Paracetamol Misuse and Dental Pain: Results from the French Observational DAntaLor Study

Elise Pape, PharmD/Claire Collin, DDS/Frédéric Camelot, DDS/Lucie Javot, PharmD, PhD/Nadine Petitpain, PharmD/Emmanuel Puskarczyk, MD/Daniel Anastasio, DDS/Eric Gerard, DDS/Nicolas Gambier, PharmD, PhD/Julien Scala-Bertola, PharmD, PhD/Céline Clement, DDS, PhD

PMID: 30703177
DOI: 10.11607/ofph.1861

Aims: To evaluate the risk of hepatotoxicity due to unintentional paracetamol misuse in patients with acute dental pain.
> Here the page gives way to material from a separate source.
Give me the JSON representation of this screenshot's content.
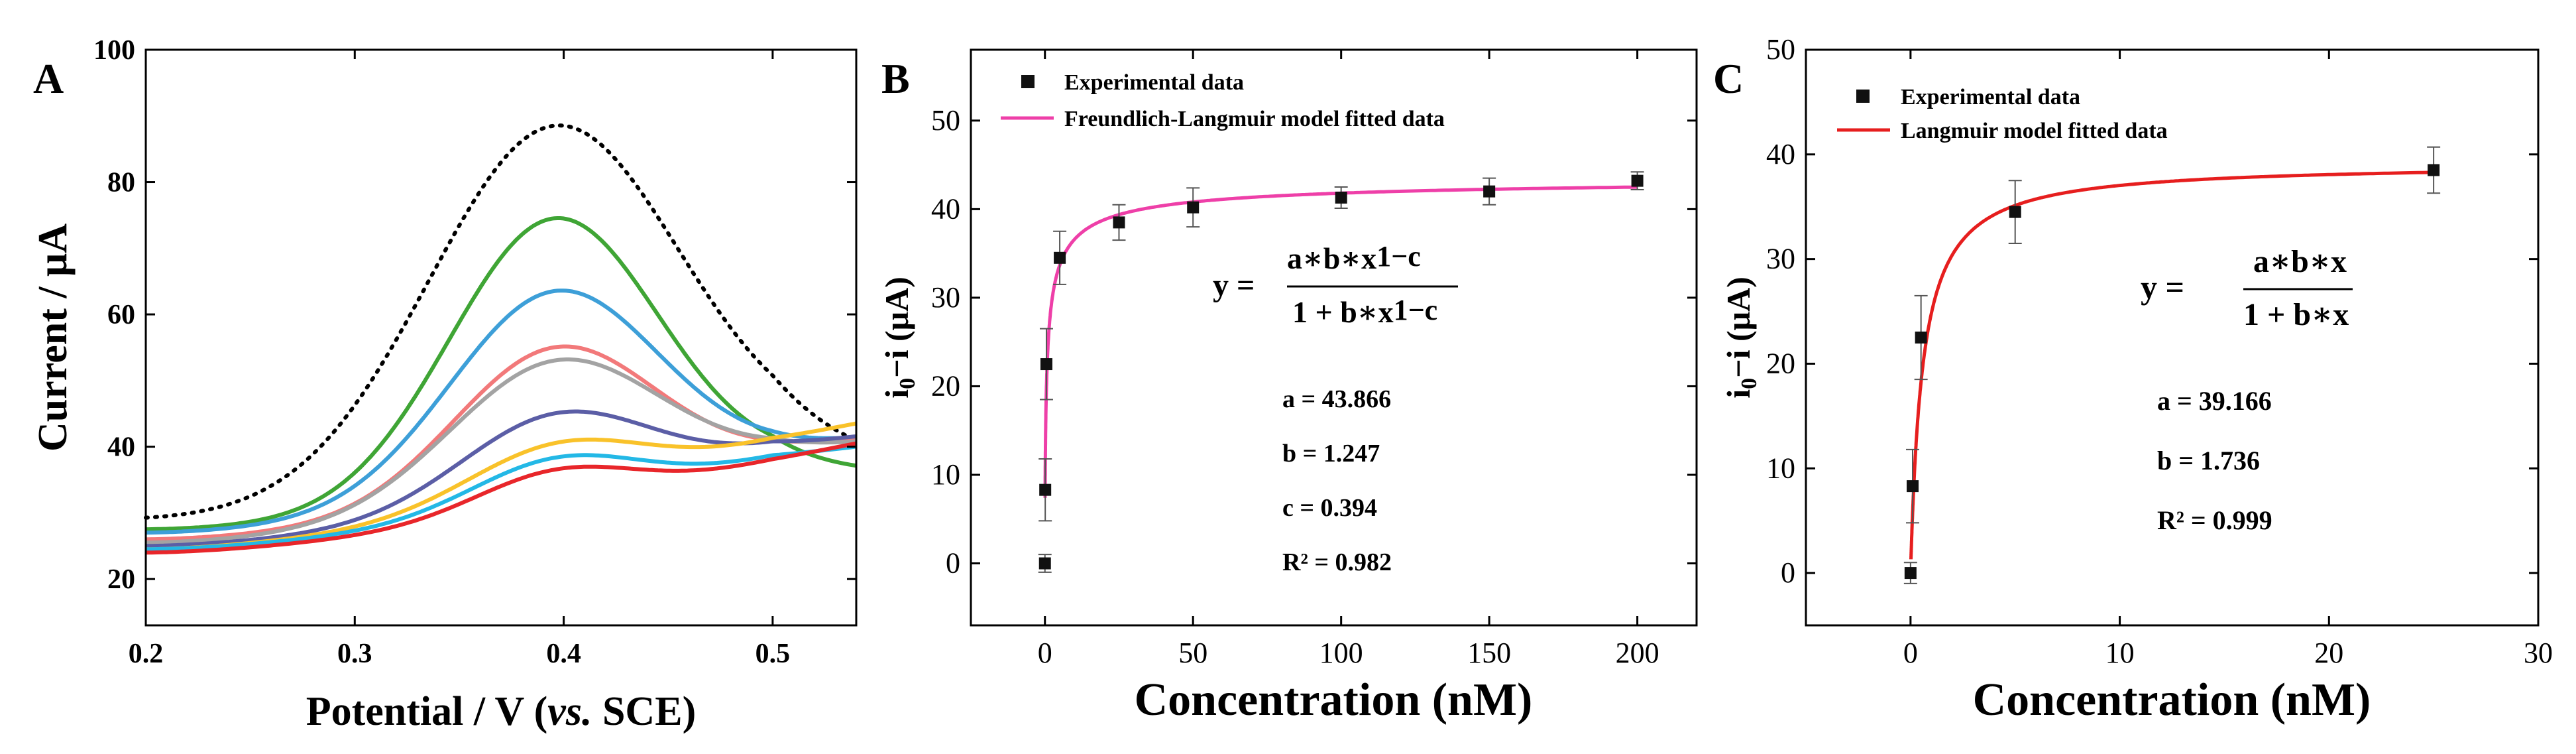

Methods: A prospective multicenter observational survey was performed in patients consulting, without appointment, the odontology departments of three main French hospitals in the Lorraine region over a 3-month period. Patients were asked to fill out a medical questionnaire while seated in the waiting room. Those who completed the questionnaire, had dental pain, and took paracetamol were included in the DAntaLor study. Misuse was defined as a daily dose of more than 4 g of paracetamol per day. The risk of hepatotoxicity was considered high if the supposed ingested dose was above the threshold of 150 mg.kg-1.24h-1, 125 mg.kg-1.24h-1, or 100 mg.kg1.24h-1 over periods of 24, 48, and 72 hours, respectively. Hepatotoxicity was suspected in the presence of clinical symptoms. Results: Of the 1,810 patients consulting the odontology departments, 741 were included in the study. Painkillers were used in 74.4% of the cases, and paracetamol was taken by 81.7%. Paracetamol was self-medicated in 85.5% of the patients and misused by 6.0%. Clinical symptoms were observed in 1.6% of the patients with no paracetamol misuse. For patients consuming more than 4 g per day and experiencing mild unspecific clinical symptoms of hepatotoxicity, the suspected ingested dose category was below one of the three previously defined thresholds for 11.8% and was above for 40.0%. Conclusion: Patients with dental pain are at risk of paracetamol overdose and hepatotoxicity.